There are now worries about sea safety at St Abbs, which is the third largest diving attraction in Scotland.
Angus Skene, erstwhile Deputy Launching Authority, said that there had been a meeting of volunteers with the RNLI hierarchy back in February, as the charity’s review got underway. He criticised the closure heavily, saying: “This is a very dangerous move.
“The volunteers - 14 crew, The DLAs and the launchers - have been asked to commit to three weeks cover, but many don’t see why they should.
“It’s alright saying that there will be a boat at Eyemouth, but that’s another 20 minutes away, and that’s without going round the headland.
“I think that it will cost lives.”
Volunteers say should accidents happen, they would attempt rescues with their own boats.
St Abbs and Eyemouth Voluntary Marine Reserve wrote on Facebook: “We believe this is a bad decision made by the bean counters within the RNLI. This is a serious drop in safety cover for anyone enjoying the St Abbs and Eyemouth Voluntary Marine Reserve.”
A petition to keep the service has been launched at www.change.org/p/rnli-keep-st-abbs-lifeboat-station-open? which so far has gathered over 2,000 signatures.
Local MSP John Lamont added his name to the petition, and urged the RNLI to consider delaying the closure for another year, particularly as from April 2015 it is no longer paying VAT, a saving of around £2.5m each year.
Mr Lamont said: “Our lifeboat crews on the Berwickshire coast are made up of many brave men and women who risk their lives to save others.

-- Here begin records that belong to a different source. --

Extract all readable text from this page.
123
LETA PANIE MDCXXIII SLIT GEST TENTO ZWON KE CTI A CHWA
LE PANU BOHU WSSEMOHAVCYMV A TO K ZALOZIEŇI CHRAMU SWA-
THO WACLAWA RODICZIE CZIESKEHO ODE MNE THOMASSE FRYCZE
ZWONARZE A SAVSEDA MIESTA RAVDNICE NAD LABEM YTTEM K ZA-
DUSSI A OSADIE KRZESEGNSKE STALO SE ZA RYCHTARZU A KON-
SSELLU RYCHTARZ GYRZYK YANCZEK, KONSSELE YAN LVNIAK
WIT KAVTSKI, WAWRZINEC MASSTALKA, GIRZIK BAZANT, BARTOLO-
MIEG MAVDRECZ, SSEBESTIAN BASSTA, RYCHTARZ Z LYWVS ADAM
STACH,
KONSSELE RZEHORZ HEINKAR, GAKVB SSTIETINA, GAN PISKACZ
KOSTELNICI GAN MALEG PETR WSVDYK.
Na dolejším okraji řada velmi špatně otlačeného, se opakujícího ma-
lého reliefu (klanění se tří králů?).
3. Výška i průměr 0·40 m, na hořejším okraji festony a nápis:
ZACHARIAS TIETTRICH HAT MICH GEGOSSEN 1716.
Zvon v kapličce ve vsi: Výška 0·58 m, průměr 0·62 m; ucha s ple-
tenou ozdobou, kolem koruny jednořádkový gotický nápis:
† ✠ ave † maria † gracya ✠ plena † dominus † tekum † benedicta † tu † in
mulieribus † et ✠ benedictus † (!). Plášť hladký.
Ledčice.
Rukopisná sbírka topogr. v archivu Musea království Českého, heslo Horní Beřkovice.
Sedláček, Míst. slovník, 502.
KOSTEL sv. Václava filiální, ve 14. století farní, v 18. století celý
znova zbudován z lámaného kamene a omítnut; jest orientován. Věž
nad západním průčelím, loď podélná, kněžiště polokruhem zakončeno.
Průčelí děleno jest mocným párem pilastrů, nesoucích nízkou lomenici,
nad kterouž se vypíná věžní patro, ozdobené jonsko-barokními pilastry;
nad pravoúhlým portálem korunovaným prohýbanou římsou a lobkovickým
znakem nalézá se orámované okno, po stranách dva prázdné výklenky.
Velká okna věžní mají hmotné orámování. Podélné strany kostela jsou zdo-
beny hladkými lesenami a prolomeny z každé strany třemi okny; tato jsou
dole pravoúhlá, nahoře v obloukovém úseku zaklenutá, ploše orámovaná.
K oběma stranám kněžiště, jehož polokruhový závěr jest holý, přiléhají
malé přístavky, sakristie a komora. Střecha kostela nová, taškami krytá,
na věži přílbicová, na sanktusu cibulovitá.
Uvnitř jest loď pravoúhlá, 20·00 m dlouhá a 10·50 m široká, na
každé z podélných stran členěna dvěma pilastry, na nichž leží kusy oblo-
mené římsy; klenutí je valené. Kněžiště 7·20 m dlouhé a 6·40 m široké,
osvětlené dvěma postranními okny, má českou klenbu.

“I am sure that the RNLI has not taken the decision to close St Abbs lightly and I understand the temptation to remove this service with Eyemouth station so close-by. However, it is clear the St Abbs station provides an invaluable and lifesaving service to divers and other water sports enthusiasts. The concern has been raised that closing the station will put lives at risk and put people off coming to St Abbs to dive.”
He added: “The UK Government has just given the RNLI a tax relief worth around £2.5m annually. I’d hope that these savings can be put to good use to protect frontline services. Delaying this decision for another year will allow these savings to come through and may mean RNLI is in a position to retain the station.”